INTERMESO

Jenderal Minang Jadi Panglima Pasukan PBB

Rais Abin menjadi satu-satunya jenderal dari Indonesia yang pernah menjadi Panglima Pasukan Perdamaian PBB. Sempat ditolak Israel.

Ilustrasi: Edi Wahyono

Sabtu, 31 Maret 2018

Permainan tenis dua jenderal itu terhenti saat seorang ajudan tergopoh-gopoh memberi tahu ada telepon penting dari Jakarta. Mayor Jenderal Himawan Sutanto, Panglima Kodam Siliwangi, meminta rekan tandingnya, Brigadir Jenderal Rais Abin, menunggu sejenak. Rupanya Mayor Jenderal Soesilo Soedarman, yang juga ipar Himawan, berada di ujung telepon.

Bukan persoalan keluarga yang diomongkan Soesilo. Jenderal Soesilo justru berbicara masalah pekerjaan. Menteri Pertahanan dan Keamanan/Panglima Angkatan Bersenjata (Pangab) Jenderal Maraden Panggabean menugaskannya mencari calon yang cocok untuk memangku jabatan Kepala Staf United Nation Emergency Force (UNEF) II di Sinai, Mesir. Kepada Himawan, Asisten Pembinaan Personel Menhankam/Pangab itu mengaku sudah pontang-panting mencari calon yang tepat tapi belum mendapatkannya juga.

Saat itu awal Desember 1975, sementara calon yang terpilih harus sudah ada di Timur Tengah paling lambat akhir Desember. Pasalnya, awal Januari 1976, akan dilangsungkan serah-terima jabatan. Tanpa pikir panjang, Himawan menyodorkan nama Rais Abin, yang masih menunggunya di lapangan tenis. Rais saat itu menjabat Wakil Komandan Sekolah Staf dan Komando TNI Angkatan Darat (Seskoad) di Bandung.
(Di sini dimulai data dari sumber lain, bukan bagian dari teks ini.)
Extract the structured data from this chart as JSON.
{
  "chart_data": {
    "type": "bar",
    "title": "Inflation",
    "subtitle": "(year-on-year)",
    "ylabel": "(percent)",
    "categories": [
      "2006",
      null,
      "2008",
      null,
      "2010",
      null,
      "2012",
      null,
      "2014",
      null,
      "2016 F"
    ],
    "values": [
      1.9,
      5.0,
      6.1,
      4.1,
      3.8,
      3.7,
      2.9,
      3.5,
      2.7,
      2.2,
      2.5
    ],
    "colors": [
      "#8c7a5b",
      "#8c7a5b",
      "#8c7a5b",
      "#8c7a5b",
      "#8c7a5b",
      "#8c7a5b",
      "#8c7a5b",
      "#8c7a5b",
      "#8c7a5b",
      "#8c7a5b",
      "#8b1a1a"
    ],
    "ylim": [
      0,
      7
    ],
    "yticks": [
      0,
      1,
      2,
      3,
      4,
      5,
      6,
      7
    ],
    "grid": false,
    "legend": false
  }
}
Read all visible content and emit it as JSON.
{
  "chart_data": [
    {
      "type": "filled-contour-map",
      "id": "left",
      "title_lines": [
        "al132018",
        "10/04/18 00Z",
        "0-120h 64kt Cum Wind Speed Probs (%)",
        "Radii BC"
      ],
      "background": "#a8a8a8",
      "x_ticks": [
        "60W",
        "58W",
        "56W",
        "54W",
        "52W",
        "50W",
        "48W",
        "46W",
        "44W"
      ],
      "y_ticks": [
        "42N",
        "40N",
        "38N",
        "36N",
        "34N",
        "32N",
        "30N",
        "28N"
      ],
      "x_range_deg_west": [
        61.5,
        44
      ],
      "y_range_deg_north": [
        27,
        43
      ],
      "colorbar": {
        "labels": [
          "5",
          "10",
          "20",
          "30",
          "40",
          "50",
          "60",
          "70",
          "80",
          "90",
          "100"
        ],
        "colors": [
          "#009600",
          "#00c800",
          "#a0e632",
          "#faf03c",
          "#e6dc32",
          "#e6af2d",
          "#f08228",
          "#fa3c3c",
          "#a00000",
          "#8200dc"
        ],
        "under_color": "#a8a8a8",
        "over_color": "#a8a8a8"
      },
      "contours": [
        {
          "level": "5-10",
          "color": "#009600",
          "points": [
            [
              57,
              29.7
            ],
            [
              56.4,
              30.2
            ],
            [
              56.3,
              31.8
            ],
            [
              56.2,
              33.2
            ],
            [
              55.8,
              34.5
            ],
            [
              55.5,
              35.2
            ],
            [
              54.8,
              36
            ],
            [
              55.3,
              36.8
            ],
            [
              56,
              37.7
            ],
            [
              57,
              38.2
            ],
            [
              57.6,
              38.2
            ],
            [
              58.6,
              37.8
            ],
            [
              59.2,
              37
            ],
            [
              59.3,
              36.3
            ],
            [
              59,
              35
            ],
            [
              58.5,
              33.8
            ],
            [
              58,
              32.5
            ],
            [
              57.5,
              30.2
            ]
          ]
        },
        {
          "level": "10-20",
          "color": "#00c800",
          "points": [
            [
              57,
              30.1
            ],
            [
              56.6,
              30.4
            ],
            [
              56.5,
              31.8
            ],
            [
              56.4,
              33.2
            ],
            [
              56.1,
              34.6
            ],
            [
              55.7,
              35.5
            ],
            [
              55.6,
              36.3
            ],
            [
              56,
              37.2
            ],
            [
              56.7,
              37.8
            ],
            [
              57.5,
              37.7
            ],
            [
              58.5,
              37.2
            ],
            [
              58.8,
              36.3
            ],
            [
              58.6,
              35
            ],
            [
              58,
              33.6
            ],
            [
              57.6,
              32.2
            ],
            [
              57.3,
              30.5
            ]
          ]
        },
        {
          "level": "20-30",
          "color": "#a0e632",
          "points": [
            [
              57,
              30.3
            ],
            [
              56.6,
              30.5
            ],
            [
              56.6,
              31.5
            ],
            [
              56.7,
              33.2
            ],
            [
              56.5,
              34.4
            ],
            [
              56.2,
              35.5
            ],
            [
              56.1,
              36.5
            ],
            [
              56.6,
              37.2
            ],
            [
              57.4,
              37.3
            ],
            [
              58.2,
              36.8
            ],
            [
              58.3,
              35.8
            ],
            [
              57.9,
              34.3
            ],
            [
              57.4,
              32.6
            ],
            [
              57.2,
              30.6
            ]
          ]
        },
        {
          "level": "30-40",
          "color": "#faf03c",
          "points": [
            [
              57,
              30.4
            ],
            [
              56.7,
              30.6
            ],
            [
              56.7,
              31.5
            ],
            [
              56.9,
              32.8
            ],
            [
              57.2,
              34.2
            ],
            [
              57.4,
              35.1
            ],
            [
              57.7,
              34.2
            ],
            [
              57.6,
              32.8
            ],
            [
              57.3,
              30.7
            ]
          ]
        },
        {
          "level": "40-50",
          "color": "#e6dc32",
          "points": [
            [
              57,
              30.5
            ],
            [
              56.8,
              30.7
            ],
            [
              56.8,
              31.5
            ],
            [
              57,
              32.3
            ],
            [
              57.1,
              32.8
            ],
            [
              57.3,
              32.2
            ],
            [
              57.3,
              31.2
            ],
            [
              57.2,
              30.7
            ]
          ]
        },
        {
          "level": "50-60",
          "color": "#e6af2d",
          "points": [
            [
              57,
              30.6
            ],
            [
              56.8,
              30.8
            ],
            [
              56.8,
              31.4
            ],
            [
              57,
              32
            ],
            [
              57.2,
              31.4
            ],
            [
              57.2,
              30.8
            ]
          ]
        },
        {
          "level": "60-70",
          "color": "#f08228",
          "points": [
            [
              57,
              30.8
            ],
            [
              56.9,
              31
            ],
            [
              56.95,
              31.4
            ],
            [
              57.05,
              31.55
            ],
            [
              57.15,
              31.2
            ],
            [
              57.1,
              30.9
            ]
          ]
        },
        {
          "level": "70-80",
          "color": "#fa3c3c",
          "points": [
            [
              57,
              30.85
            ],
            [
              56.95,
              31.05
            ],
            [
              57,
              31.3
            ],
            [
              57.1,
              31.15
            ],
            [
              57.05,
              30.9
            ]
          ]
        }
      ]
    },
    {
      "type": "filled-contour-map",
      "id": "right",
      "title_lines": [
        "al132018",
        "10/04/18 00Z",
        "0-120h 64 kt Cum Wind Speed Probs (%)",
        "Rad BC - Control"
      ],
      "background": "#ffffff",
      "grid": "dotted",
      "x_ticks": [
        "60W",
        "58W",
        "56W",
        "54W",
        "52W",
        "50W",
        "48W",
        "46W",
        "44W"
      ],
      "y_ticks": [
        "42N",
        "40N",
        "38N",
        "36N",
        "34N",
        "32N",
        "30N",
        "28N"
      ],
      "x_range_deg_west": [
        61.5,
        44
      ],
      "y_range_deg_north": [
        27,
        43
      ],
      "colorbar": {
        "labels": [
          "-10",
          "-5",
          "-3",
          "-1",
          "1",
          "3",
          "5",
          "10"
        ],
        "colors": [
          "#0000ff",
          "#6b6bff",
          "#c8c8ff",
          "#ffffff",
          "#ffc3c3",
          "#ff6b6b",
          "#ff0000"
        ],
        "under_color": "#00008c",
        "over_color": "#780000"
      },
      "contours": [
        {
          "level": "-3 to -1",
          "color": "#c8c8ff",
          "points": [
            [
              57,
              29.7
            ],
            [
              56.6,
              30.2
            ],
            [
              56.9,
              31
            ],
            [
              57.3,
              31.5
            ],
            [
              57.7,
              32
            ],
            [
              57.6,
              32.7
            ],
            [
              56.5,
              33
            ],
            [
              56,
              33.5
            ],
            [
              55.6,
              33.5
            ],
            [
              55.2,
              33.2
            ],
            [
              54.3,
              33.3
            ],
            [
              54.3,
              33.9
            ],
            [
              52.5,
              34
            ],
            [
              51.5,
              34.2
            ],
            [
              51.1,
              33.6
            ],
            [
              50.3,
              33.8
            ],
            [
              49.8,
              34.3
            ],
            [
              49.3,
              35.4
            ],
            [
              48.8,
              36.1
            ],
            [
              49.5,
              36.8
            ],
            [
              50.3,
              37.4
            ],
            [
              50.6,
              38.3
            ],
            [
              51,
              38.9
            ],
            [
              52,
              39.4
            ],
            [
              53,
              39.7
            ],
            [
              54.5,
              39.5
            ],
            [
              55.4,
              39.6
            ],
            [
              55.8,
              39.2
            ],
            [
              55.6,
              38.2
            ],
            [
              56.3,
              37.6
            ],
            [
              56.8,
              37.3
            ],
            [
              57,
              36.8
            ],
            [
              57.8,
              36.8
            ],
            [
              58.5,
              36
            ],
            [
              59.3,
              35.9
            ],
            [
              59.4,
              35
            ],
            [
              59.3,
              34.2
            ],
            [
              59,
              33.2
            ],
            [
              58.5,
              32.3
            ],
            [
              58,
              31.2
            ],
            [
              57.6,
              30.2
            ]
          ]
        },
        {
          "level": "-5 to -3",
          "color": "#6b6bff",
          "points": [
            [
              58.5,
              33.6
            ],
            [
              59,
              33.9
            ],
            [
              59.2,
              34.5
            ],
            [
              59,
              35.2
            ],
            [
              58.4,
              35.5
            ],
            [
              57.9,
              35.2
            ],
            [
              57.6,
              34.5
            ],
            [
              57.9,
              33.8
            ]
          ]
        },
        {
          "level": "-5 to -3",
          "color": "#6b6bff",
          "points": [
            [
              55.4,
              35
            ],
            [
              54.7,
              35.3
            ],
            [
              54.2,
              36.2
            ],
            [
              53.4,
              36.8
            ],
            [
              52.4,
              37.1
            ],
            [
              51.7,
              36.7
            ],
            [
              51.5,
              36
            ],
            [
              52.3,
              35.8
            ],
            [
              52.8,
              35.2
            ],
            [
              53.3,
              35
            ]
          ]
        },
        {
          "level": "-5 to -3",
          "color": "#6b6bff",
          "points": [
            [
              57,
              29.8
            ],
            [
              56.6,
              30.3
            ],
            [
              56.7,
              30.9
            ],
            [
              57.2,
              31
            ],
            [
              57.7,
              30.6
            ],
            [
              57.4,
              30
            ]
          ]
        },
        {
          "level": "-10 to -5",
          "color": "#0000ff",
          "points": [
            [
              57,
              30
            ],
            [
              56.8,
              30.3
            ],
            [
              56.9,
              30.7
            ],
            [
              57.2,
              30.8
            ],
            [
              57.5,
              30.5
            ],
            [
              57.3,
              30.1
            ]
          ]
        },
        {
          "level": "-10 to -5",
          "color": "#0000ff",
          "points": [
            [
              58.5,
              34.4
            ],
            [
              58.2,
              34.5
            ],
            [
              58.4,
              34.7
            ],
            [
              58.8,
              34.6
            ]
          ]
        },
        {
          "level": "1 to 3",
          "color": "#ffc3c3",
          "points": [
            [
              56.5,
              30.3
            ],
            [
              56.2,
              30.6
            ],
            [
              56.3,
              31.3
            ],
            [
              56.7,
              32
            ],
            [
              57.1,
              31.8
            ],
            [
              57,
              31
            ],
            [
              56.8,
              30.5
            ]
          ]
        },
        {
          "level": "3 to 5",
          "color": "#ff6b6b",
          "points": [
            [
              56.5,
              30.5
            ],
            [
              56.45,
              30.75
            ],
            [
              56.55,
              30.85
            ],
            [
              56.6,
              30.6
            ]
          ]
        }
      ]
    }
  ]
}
Himawan memanggil Rais, dan menyerahkan gagang telepon. Dari ujung sana, Soesilo langsung bicara, "Saya sudah bikin daftar nama enam orang di sini. Tapi kelihatannya bakal kamu ini." Kepada Rais, Soesilo menyebut penugasannya hanya satu tahun. Jenderal Panggabean akhirnya memilih Rais. Maka berangkatlah dia ke Mesir.

Kendati mendapat pos penugasan yang terhormat, Rais tak terlalu bahagia mendengar kabar itu. "Saya pikir lebih baik di Seskoad, bisa sebagai guru maupun pelatih," ujar Rais Abin kepada detikX di kantor Legiun Veteran Republik Indonesia (LVRI), Jakarta, Selasa, 27 Maret 2018.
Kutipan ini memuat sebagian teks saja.